Though no official definition was given, crimes of “moral turpitude” were commonly understood as crimes more frequently committed by black citizens. According to the president of the all-white constitutional convention, the purpose of the disenfranchisement provision was to “establish white supremacy in this state.”
And that’s exactly what the law did. “It allowed registrars to deny the right to vote to black people and grant the right to vote to white people,” said Danielle Lang, the deputy director of voting rights for the Campaign Legal Center, which is currently challenging Alabama’s disenfranchisement law in court. For decades, unelected county registrars were given broad discretion to decide who they would block from the polls.
That arbitrary system was used until 1985, when the U.S. Supreme Court attempted to roll back the racist wording. In a unanimous ruling, the court held that the “moral turpitude” language is intentionally discriminatory and violates the Equal Protection Clause. But it was short-lived victory — voter suppression efforts quickly surged back in Alabama.
Eleven years after the ruling, Alabama lawmakers inserted the same “moral turpitude” provision into a state disenfranchisement law. The law was different enough from the constitution to pass muster, but provided no new justification for the vague language.

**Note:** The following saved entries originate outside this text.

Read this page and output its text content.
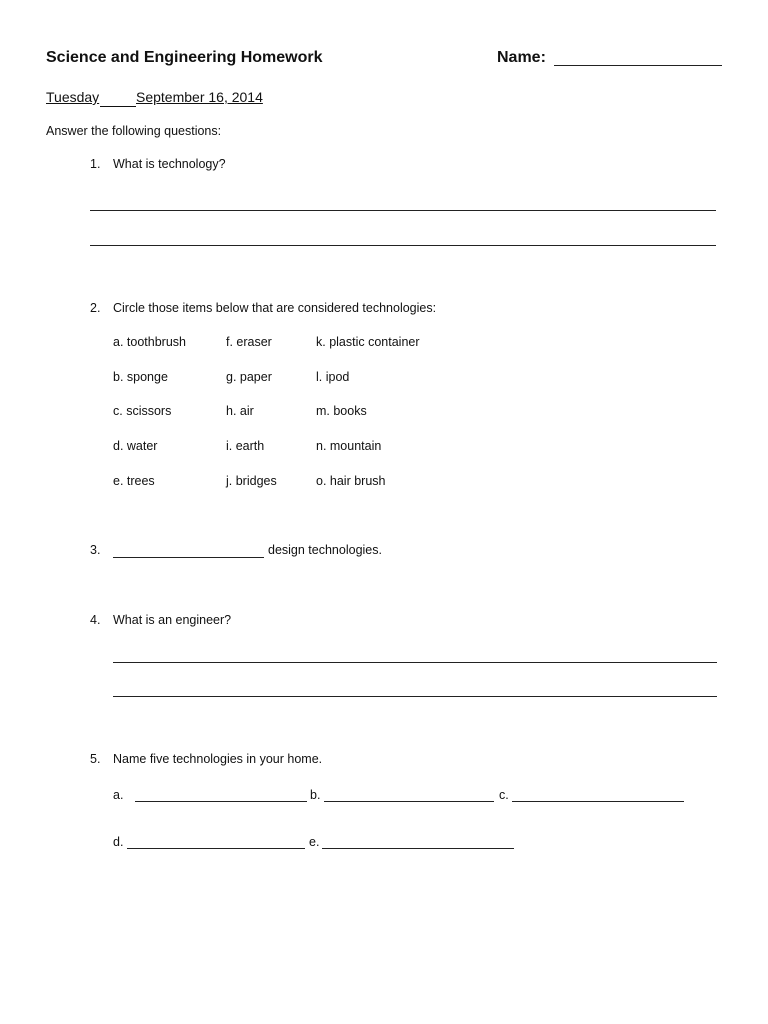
Science and Engineering Homework	Name:
Tuesday	September 16, 2014
Answer the following questions:
1. What is technology?
2. Circle those items below that are considered technologies:
a. toothbrush	f. eraser	k. plastic container
b. sponge	g. paper	l. ipod
c. scissors	h. air	m. books
d. water	i. earth	n. mountain
e. trees	j. bridges	o. hair brush
3.	design technologies.
4. What is an engineer?
5. Name five technologies in your home.
a.	b.	c.
d.	e.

“Until maybe this week, it has continued to function in a way that allows for arbitrariness and therefore allows for discrimination,” Lang said.
It’s hard to know how much arbitrariness actually exists in the system because the state has not responded to requests for data, but “we do know quite a bit from anecdotal evidence,” Lang said. One county could allow a person to vote with a conviction for drug possession with intent to distribute, but another county could decide to kick him or her off the rolls for the same crime.